Wednesday, May 7, 2008

The Docta.

So, sorry to be so MIA. I’ve actually had two dates recently, but both were good! I didn’t think you sick freaks would want to hear the good stuff. But a request did come in for a blog about the last good one, so I will comply. Juuuuust . . . one more bad one.

Much to my mother’s delight, I did have a date with a docta. This was a few weeks ago. Our date was postponed a bit because he was in Nepal doing volunteer medical work. Aaaw. Yeah. But then he comes back all fresh-faced from his do-gooding and we go out.

We meet at a bar on 49th Street and 9th Avenue, which is a happening place and there are lots of places around there. He’s wearing a suit, which seems nice. He’s very attractive, which is nice. We go into designated bar and the waitress seats us in the back of the bar. We sit down, and Docta says, “I don’t like this seat,” and we leave. OK . . . Ew. I think we’ll just go next door to one of the hundreds of other bars in the 'hood, but no. We get in a cab and go to 5th Avenue and 56th Street. This doesn’t sound like much but that was a good 20 minutes away. For what?? (We end up at a very ritzy bar that my friend told me later is where they hold, like, Grammy after-parties and shit. Ew. And besides from being pretty, I don't think they had alcohol that the other places didn't have. Pretentious . . .)

In the cab over, I ask, “So, you do always have to wear a suit to work?” He responds, “No, I didn’t have work today. I have an event later.” I ask what the ‘event’ is, and he tells me that some friends are getting together at a bar on the Upper East Side. There are so many things wrong with this: a friends’ get-together is not 'an event'; you wear a suit to meet your friends?; you planned a date for a night where you have something else going on? Ew.

Then we discover that we are both twins—I have a fraternal twin sister, he has an identical twin brother. This excites me—I like meeting other twins. He apparently thinks the whole thing is banal. I ask him stuff about his brother. Then I say, “do you know what he’s thinking right now?” I say this because this is the #1 question I get asked as a twin, and it is so stupid and annoying. I figured he would feel the same and we would have a good laugh over our shared disdain for stupid-non-twin people. Instead, he said, “Let’s see.” He then text-messages his brother “what number am I thinking of?” I watch him do this, and he tells me he’s thinking of the number 285. His brother texts back quickly, “287?” At first, I fall for it. I’m like, “wow! My sister wouldn’t even get the text message until like a week from now!” Then, I catch on. I accuse him of having this whole thing set up beforehand with his brother, for the moments when stupid-non-twin people ask him their questions. He admits that indeed, they have a set-on number, flower, and animal. Now, that’s funny. However, I am not a stupid-non-twin person. The fact that he didn’t catch on to the sarcasm of me asking him if he knew what his brother was thinking was really annoying, and even more annoying (and arrogant) was him taking in to the level of playing his trick on me as if I were a common non-twin. And it made me feel stupid, even though he was the one who didn't get it. Maybe he was trying to make me feel stupid for even making the joke. The whole thing just reeked. Ew.

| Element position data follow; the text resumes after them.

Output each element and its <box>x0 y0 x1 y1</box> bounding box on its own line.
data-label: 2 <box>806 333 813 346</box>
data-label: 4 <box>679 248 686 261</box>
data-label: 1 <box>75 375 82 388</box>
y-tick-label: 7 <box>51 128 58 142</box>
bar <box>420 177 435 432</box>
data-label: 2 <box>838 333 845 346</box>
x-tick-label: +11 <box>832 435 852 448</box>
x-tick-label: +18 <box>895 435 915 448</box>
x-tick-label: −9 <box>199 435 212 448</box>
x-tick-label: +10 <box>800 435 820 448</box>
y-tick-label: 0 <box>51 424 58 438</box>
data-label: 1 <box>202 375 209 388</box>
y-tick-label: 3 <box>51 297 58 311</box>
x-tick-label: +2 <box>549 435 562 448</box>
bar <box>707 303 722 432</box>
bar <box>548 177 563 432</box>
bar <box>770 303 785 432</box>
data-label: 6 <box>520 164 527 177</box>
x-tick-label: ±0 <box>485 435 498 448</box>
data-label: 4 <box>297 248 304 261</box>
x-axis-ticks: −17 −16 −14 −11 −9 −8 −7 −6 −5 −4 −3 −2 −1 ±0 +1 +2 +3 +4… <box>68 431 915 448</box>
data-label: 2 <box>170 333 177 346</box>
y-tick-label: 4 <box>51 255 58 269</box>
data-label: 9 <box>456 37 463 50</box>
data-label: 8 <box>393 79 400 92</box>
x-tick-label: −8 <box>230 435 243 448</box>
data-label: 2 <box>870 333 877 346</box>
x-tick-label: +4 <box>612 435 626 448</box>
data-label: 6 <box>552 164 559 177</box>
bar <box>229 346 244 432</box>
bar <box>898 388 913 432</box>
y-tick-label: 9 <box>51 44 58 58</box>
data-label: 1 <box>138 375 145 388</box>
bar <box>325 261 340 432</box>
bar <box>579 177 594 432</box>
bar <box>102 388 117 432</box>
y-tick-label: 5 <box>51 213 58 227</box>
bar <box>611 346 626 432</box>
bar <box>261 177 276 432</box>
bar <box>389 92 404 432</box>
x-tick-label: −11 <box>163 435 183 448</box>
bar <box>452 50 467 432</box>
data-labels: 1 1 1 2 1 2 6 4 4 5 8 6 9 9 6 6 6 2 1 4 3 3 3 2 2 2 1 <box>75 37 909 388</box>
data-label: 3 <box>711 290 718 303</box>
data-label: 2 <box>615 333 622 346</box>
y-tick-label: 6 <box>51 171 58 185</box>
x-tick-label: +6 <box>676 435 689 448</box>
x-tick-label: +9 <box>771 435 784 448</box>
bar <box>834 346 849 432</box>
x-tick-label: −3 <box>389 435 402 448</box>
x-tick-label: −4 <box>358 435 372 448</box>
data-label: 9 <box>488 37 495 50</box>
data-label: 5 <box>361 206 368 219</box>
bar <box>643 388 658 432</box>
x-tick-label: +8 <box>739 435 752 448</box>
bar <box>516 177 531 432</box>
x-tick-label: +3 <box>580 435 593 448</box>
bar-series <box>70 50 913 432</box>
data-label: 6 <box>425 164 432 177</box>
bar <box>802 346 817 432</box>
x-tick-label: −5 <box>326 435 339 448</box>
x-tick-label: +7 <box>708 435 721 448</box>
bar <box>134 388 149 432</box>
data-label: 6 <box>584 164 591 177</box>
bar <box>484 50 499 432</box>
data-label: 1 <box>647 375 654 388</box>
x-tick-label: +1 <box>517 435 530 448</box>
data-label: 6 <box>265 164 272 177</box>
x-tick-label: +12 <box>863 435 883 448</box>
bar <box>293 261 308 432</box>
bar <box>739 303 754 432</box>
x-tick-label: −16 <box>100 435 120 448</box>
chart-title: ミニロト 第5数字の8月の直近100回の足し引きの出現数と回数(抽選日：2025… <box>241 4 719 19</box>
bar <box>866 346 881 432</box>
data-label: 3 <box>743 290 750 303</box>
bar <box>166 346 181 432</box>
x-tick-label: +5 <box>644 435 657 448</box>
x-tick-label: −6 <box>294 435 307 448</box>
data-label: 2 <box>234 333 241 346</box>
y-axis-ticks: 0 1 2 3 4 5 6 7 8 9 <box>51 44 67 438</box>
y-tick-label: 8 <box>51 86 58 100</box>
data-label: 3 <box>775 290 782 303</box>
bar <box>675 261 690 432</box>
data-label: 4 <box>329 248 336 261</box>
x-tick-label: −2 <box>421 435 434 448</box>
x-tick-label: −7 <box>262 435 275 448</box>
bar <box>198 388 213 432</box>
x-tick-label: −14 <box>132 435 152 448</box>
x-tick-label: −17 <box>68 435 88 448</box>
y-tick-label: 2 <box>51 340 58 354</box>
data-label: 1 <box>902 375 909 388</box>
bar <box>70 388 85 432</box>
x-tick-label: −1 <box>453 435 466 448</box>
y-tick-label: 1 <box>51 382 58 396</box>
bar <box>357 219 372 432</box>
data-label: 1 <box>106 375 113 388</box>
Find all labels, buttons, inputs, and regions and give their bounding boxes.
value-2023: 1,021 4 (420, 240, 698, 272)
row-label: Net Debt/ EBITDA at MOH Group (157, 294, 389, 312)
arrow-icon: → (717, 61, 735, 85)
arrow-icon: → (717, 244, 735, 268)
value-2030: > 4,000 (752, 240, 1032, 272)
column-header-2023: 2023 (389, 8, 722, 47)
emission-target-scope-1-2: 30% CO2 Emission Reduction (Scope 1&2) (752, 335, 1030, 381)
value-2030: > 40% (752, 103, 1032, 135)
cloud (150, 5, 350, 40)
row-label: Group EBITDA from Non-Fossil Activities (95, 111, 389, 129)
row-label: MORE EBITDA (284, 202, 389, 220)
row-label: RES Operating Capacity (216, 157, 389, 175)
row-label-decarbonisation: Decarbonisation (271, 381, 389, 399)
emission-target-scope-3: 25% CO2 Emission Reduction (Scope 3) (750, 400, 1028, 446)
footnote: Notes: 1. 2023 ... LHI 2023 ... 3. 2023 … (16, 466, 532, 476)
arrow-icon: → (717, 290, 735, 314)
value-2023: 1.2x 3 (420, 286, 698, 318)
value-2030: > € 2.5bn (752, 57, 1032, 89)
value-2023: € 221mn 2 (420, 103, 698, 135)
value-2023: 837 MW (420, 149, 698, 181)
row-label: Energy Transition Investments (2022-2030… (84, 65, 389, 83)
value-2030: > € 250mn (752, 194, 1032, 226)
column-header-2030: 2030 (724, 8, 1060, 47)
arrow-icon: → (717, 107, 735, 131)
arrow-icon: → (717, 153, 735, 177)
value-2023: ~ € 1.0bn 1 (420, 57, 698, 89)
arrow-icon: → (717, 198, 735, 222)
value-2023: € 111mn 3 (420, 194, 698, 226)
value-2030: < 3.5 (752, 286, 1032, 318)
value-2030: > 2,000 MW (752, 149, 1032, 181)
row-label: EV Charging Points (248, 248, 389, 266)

The date was downhill from there. Despite making SO much money that he only has to work one week a month (and owns apartments in both NYC and Napa Valley), he accepted my polite-but-not-real offer of $20 for the bill at the bar. Not only that, but I had only had a $10 glass of wine. He had skinny legs. His stupid suit. We also made a one million dollar bet about the words to a George Michael song (I wagered the $1 mil, because I knew I was right). As the date dragged on, he began to kiss my hand. He said, “That was a $5 kiss. I’m working off my debt.” Ew. Then he says, “Do you want to see the $10 kiss?” I say, “No. I’d rather have the money.” But he gives me the $10 kiss anyway, on my forearm. Ew. He then asks if I want the $40 kiss. I yawn and say look how late it is getting. The whole thing stunk like he’d been rehearsing it for years, which he probably had. He and his stupid twin brother probably had agreed on a number, an animal, a flower, and a stupid make-a-bet-with-a-girl-and-kiss-her-as-payment thing back when they were all being stupid and shit.

Lesson of the day: I don't know. Twin doctas = devilspawn.